The $38.5 billion is real on paper. The $8 billion is what actually left the bank. The $1.60 is the number that decides how this ends. Read in that order, the leak is neither a death notice nor a victory lap. It is a company spending the GDP of a small country to find out whether it has a business, and getting closer to the answer than it was a year ago.
Frequently asked questions
How much did OpenAI lose in 2025?
OpenAI recorded a net loss of about $38.5 billion in 2025, on revenue of $13.07 billion, according to financials reported by the Financial Times and the writer Ed Zitron. The operating loss was roughly $20.9 billion. After stripping out non-cash items, the true out-of-pocket cash burn was closer to $8 billion.
Why is the $38.5 billion loss misleading?

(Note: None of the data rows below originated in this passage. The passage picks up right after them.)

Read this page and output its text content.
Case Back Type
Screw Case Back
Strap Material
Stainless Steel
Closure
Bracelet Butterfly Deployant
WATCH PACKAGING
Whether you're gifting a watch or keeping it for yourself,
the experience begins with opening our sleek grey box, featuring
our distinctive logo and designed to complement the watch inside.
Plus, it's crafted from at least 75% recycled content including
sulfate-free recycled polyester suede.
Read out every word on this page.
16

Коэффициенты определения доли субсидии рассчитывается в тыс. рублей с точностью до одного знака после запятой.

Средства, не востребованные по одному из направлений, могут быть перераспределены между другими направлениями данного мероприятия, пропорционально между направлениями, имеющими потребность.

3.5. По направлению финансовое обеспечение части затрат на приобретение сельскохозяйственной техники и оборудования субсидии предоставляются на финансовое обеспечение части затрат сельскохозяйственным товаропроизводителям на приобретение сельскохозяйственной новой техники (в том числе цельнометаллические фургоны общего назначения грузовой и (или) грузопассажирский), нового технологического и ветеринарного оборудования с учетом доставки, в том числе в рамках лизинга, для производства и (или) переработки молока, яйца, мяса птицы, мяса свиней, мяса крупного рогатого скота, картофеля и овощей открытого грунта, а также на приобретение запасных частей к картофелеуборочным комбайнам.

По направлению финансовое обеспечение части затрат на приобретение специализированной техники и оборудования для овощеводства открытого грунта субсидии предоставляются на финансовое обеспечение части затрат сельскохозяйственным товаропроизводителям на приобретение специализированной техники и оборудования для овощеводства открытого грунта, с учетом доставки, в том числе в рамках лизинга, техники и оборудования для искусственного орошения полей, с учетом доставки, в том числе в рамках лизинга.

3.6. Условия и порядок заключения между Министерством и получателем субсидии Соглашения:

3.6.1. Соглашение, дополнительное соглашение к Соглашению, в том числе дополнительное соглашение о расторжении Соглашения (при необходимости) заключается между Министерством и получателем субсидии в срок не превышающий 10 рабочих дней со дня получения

It is not fake, but it includes large non-cash expenses such as stock-based compensation and the value of Microsoft computing credits, which inflate the accounting loss well beyond the actual cash spent. The real cash burn for the year was around $8 billion.
How much revenue does OpenAI make?
OpenAI generated $13.07 billion in revenue in 2025, more than triple the $3.7 billion it made in 2024. The company is forecasting $25 to $30 billion in revenue for 2026.
Is OpenAI going bankrupt?
Nothing in the leaked financials suggests imminent failure. Revenue is tripling year on year, unit economics are improving, and Microsoft continues to back the company’s compute.
Will AI tool prices go up because of this?
Frontier AI pricing has more room to rise than fall, because current pricing is partly subsidised by investors and partners. The main thing holding prices down is aggressive competition from cheaper labs.